REVIEW: Secondary Superheroes of Golden Age Comics

TITLE: Secondary Superheroes of Golden Age Comics
PUBLISHER: McFarland & Company
WRITER: Lou Mougin
COVER: Charles Quinlan
PRICE: $75.00
SUMMARY: When Superman debuted in 1938, he ushered in a string of imitators–Batman, Wonder Woman, Captain Marvel, Captain America. But what about the many less well-known heroes who lined up to fight crooks, supervillains or Hitler–like the Shield, the Black Terror, Crimebuster, Cat-Man, Dynamic Man, the Blue Beetle, the Black Cat, and even Frankenstein? These and other four-color fighters crowded the newsstands from the late 1930s through the early 1950s. Most have since been overlooked, and not necessarily because they were victims of poor publication. This book gives the other superheroes of the Golden Age of comics their due.
COMMENTS: Lou Mougin was born in 1954 in Iowa, has lived most of his life in Texas. He has been a comics fan since his mother bought him a copy of Mouse Musketeers in the late 1950s. He wrote a large amount of comics-based articles in the ’80s for Amazing Heroes, The Comic Reader, Comic Collector, and other fanzines, and did many interviews with comics pros for Comics Interview and The Comic Book Show, a local cable-access TV show in Dallas. Mougin has had stories published by Marvel, Heroic, Claypool, Warrant, Lucky, Charlton Arrow, InDellible, and others. He is an encyclopedic chronicler. Lou is one of the foremost Marvel historians of the Golden, Silver, and Bronze Age. Mougin was an integral part of the Olshevsky Marvel Index project of the 1970s and later the Official Handbook to the Marvel Universe as well as working with Murray Ward on the Official DC Index series.
In this book, Lou turns his attention to the Secondary Super Heroes, not that they were any less popular in the day, but this book is about all the heroes not published by DC, Marvel, Fawcett, and Quality Comics.

MLJ Comics is my favorite Golden Age publisher and I could argue all day that they were more important then Fawcett and Quality in that they didn’t go out of business and still publish to this day but that isn’t the point they are included in this book and I am excited to read what Lou has to say about them and the Shield.

Lou is extremely knowledgeable and he takes what could be a dry textbook-like subject and blends in little bits of humor, making this a fun read.
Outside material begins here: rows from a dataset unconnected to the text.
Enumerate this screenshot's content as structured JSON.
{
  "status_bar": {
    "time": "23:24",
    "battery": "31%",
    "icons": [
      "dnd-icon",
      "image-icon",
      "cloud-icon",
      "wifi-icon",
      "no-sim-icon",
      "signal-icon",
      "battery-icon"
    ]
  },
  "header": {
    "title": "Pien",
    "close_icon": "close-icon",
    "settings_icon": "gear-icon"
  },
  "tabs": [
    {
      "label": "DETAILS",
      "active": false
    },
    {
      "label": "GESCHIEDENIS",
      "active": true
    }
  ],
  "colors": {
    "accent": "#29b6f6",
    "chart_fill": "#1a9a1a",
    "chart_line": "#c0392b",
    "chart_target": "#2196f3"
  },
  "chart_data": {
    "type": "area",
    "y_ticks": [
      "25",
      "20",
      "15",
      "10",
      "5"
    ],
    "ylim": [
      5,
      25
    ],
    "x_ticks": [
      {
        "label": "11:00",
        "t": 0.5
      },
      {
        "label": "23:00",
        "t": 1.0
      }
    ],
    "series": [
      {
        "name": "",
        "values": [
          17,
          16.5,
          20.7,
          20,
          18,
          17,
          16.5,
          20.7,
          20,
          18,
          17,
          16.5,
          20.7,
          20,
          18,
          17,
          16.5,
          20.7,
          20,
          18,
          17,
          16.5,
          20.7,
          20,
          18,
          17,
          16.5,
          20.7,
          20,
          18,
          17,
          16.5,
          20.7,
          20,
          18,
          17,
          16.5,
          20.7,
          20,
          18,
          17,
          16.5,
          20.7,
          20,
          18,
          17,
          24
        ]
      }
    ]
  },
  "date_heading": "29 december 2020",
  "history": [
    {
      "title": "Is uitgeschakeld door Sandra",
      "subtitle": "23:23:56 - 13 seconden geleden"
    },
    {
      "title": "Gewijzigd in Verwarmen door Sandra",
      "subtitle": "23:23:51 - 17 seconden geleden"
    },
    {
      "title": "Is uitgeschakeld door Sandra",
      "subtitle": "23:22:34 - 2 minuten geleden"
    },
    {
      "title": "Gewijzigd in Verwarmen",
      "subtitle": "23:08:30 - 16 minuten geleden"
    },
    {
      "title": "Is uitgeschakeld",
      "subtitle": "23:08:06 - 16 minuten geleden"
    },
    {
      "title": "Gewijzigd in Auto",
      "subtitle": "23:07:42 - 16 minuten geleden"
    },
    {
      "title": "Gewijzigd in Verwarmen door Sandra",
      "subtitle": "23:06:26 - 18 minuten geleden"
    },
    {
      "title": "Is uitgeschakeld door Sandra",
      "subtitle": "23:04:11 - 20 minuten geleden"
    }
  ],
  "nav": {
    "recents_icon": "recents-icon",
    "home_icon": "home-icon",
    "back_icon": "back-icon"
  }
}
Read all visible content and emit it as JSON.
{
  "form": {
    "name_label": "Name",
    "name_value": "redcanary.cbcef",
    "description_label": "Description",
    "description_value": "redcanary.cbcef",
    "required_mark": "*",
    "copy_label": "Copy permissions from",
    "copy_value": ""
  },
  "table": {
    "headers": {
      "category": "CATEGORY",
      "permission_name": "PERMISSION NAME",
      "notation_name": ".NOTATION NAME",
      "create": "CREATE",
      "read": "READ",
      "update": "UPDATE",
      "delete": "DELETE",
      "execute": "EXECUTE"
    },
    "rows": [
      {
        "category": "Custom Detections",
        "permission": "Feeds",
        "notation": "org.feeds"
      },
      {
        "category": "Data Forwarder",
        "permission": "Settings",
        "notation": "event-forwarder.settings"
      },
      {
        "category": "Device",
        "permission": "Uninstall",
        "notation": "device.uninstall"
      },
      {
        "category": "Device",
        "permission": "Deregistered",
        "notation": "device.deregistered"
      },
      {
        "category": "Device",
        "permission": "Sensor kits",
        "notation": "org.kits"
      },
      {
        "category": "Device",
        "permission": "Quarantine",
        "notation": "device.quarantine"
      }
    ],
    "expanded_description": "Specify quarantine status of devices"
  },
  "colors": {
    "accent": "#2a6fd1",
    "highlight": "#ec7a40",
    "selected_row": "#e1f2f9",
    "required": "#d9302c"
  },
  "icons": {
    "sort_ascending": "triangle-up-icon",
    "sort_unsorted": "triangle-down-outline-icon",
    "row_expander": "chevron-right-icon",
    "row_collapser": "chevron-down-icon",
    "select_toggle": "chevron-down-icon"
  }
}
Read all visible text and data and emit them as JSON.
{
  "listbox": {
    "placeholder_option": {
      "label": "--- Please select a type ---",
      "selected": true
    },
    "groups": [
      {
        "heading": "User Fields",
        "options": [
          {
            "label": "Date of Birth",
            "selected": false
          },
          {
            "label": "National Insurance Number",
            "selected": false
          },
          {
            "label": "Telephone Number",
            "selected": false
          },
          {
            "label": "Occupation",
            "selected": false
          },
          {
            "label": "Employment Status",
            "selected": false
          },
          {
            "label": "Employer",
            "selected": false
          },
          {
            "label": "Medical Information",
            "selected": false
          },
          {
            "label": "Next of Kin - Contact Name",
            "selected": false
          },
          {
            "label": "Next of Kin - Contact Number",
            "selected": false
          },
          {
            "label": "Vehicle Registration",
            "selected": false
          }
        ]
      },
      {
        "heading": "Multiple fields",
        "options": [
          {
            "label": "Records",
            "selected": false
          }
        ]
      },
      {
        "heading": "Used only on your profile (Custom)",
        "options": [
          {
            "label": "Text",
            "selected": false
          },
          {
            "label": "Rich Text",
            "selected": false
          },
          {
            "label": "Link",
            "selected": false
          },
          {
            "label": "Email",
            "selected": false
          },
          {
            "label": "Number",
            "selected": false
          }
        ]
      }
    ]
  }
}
As an indexer, Lou goes issue by issue, character by character, as he explores each publisher.

At $75 this book isn’t for everyone but if you love Golden Age Heroes or just want to know more about them, this book is for you! He covers the Shield, the Black Terror, the Black Hood, the Blue Beetle, Daredevil, Crimebuster, Amazing- Man, the Green Lama, Frankenstein, Hydroman, Pyroman, Skyman, the Flame, Steel Sterling, Supersnipe, and a whole army of the greatest Golden Age Heroes most people have never heard about.

Lou covers origins and even post-Golden Age appearances up to the present day. He covers Centaur, Fox, Harvey, MLJ, Nedor, Lev Gleason, Novelty Comics, Hillman, Prize, Street and Smith, Columbia, Holyoke Comics, Ace, Chesler, Dell. Fiction House and more. He covers the characters in great detail with little tidbits about there creators. He gives his opinions about the quality of the work as well as plugging Digital Comics Museum and Comic Book Plus so you too can read the stories he describes in the book if you become so motivated by his writing.

This is a fun and detailed history of your favorite Golden Age Heroes. Lou’s coverage of the subject is second to none. It is the perfect coffee table book of any Golden Age aficionado in your life and it is something you will read again and again over the years.